Я тщетно пытался понять что-либо в нагромождении незнакомых мне терминов, цифр и греческих букв. Лексика моего Заргарьяна, даже когда он увлекался и забывал о моем присутствии, так не подавляла меня: я что-то в ней уяснял. Но молодой Никодимов схватывал все на лету и поглядывал на меня с нескрываемым любопытством. Он уже не казался мне тяжеловесом и тяжелодумом; я даже подивился легкости, с какой он ринулся в уже знакомую мне «путаницу штепселей, рычагов и ручек».
Впрочем, честно говоря, не так уж знакомую. Все в этом двухсветном зале было крупнее, масштабнее, сложнее, чем в оставшейся где-то в другом пространстве – времени чистенькой лаборатории. Если ту хотя бы приблизительно можно было сравнить с кабинетом врача, то эта напоминала зал управления большого автоматического завода. Только мигающие контрольные лампочки, телевизорные экраны, бессистемно висящие провода да кресло в центре зала в чем-то повторяли друг друга. Впрочем, не больше, пожалуй, чем новый «Москвич» старую «эмку». Я обратил внимание на расположение стекловидных экранов: они выстроились параболой вдоль загибающейся по залу панели, похожей на контрольную панель электронно-счетной машины. Подвижной пульт управления мог, по-видимому, скользить вдоль линии экранов в зависимости от намерений наблюдателя. А наблюдать их можно было с интересом: даже в их теперешнем, нерабочем, состоянии они то поблескивали, то гасли, то мерцали, отражая какое-то внутреннее свечение, то слепо стыли в холодной свинцовой матовости.

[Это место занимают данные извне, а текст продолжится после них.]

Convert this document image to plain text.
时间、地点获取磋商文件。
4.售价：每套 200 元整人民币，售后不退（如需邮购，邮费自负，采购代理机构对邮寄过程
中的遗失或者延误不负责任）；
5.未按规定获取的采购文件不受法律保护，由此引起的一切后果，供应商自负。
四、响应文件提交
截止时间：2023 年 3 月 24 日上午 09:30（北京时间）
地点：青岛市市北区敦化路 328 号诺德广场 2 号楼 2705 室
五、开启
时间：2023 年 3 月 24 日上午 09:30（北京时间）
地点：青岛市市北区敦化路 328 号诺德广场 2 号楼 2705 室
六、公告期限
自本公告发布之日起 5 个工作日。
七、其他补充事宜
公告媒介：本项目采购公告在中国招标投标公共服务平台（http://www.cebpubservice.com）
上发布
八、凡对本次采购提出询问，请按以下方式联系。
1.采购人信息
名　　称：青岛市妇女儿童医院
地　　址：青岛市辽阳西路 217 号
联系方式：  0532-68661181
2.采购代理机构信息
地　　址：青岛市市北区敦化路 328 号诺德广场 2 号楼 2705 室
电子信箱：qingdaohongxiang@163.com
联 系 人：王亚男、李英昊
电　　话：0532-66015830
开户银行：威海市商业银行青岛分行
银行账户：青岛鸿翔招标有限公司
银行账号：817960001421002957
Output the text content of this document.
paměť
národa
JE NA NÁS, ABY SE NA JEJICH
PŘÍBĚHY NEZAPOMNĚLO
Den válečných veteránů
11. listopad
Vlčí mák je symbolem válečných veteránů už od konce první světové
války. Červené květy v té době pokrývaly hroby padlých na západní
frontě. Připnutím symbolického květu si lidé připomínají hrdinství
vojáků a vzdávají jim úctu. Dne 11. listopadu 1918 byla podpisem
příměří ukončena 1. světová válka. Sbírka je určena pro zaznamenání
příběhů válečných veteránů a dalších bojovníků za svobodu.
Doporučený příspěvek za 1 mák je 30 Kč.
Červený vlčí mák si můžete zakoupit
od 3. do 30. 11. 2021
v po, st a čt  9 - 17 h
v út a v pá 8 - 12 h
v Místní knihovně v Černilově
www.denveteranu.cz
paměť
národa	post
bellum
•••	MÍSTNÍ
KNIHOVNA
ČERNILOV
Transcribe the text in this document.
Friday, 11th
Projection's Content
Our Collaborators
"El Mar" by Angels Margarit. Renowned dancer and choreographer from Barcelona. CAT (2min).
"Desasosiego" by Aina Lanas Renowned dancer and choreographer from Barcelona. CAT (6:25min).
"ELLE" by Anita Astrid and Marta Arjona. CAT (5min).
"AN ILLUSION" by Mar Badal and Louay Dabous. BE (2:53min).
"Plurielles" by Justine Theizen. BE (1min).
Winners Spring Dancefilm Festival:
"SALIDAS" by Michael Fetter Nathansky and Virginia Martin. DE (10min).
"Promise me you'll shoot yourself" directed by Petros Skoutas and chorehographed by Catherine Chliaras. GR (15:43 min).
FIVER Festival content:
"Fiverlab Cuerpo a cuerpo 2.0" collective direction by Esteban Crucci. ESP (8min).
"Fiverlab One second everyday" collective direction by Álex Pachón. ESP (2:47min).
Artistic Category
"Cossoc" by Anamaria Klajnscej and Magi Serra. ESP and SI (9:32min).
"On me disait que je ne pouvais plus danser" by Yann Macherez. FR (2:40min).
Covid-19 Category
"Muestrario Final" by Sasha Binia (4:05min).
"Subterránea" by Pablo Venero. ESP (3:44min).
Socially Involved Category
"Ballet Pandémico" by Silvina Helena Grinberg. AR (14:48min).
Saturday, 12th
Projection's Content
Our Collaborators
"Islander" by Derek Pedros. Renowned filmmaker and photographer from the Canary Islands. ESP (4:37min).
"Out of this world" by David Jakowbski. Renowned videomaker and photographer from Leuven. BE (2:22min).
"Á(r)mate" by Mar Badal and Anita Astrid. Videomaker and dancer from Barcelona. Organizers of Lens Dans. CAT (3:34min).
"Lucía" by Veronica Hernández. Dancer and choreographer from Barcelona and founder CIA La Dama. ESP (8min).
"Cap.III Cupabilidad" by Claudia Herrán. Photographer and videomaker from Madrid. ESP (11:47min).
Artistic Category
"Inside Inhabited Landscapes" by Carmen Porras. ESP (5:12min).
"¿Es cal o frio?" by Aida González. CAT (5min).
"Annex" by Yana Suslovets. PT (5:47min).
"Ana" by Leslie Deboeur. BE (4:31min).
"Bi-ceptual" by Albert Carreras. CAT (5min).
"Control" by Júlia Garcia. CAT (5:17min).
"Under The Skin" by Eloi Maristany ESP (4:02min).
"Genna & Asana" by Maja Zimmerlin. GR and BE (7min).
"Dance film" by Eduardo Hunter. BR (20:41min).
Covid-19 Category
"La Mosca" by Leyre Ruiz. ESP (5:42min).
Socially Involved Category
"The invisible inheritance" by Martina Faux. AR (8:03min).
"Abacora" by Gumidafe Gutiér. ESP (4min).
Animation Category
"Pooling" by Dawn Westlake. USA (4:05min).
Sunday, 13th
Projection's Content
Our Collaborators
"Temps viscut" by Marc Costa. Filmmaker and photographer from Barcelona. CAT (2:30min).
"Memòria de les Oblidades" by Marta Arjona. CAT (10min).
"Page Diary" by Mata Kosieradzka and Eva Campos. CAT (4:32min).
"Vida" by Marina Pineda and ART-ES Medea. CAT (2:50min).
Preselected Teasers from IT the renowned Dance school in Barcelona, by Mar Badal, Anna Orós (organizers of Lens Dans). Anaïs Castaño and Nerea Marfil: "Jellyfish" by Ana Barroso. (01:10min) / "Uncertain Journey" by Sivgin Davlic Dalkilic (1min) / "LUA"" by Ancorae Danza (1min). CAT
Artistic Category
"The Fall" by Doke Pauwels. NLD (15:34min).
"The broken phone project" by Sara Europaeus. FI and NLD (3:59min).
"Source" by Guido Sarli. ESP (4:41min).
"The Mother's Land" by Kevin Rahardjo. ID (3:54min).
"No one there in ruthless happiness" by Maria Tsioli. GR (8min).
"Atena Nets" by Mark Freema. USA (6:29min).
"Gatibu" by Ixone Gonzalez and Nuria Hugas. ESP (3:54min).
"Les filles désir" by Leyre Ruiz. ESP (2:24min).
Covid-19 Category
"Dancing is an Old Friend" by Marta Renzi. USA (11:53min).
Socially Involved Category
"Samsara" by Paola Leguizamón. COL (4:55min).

– Что, не похоже? – засмеялся Заргарьян. – А что именно?
– Экраны, – сказал я. – У нас они иначе расположены. И шлема нет. – Я указал на кресло.
Шлема действительно не было. И датчиков не было. Я сидел в кресле, как в гостиной, пока Заргарьян не сказал:
– Если сравнить вашу эпопею с шахматной партией, вы в цейтноте. Дебют вы разыграли у себя в пространстве. В нашем мире у вас начался миттельшпиль. Причем без всякой надежды на выигрыш. Вы сразу поняли, что никаких сувениров, кроме беспорядочных впечатлений, с собой не привезете. Иначе говоря, еще одна неудача. Сколько раз мы с Игорем были в таком положении! Сколько бессонных ночей, ошибочных расчетов, неоправданных надежд, пока не нашелся наконец мозг-индуктор с математическим развитием. Привез в памяти формулу – так даже академики ахнули! Теперь она известна как уравнение Яновского и применяется при расчетах сложнейших космических трасс. К великому сожалению, ваша память тут вам не поможет. И вот появляется спасительный вариантик: вы встречаете меня. Загорается свечечка надежды, тоненькая свечечка, но загорается. Тут торопиться надо, еще эндшпиль предстоит, а вы в цейтноте, дружище. Все мы в цейтноте. Напряжение поля на пределе, вот-вот начнет падать – и бенц! Одиссей возвращается на Итаку. Игорь! – крикнул он. – Закругляйтесь, пора! – Тут он вздохнул и добавил каким-то погасшим голосом: – Пора прощаться, Сергей Николаевич. Доброго пути! На другую встречу, пожалуй, нам уж рассчитывать нечего.
Только теперь дошел до меня жуткий смысл происходящего. Прыжок через столетие! Не просто в смежный мир, а в мир совсем иных вещей, иных машин, иных привычек и отношений. На несколько часов, может быть на сутки, Гайд завладеет душой Джекиля, но обманет ли он окружающих, если захочет остаться инкогнито? Его скроет лицо Джекиля, костюм Джекиля, но выдаст язык, строй мыслей и чувств, условные рефлексы, незнакомые тому миру. Не слишком ли велик риск прыжка, вскруживший мне голову?
Но я ничего не сказал Заргарьяну, не выдал внезапных своих опасений, даже не вздрогнул, когда он дал команду включить протектор. Темнота, как и раньше, окружила меня. Темнота и тишина, сквозь которую, как будто издалека, точно в густом и сыром тумане, пробивались едва слышные голоса, тоже знакомые, но почти забытые, словно их отделяла от меня уже преодоленная в прыжке сотня лет.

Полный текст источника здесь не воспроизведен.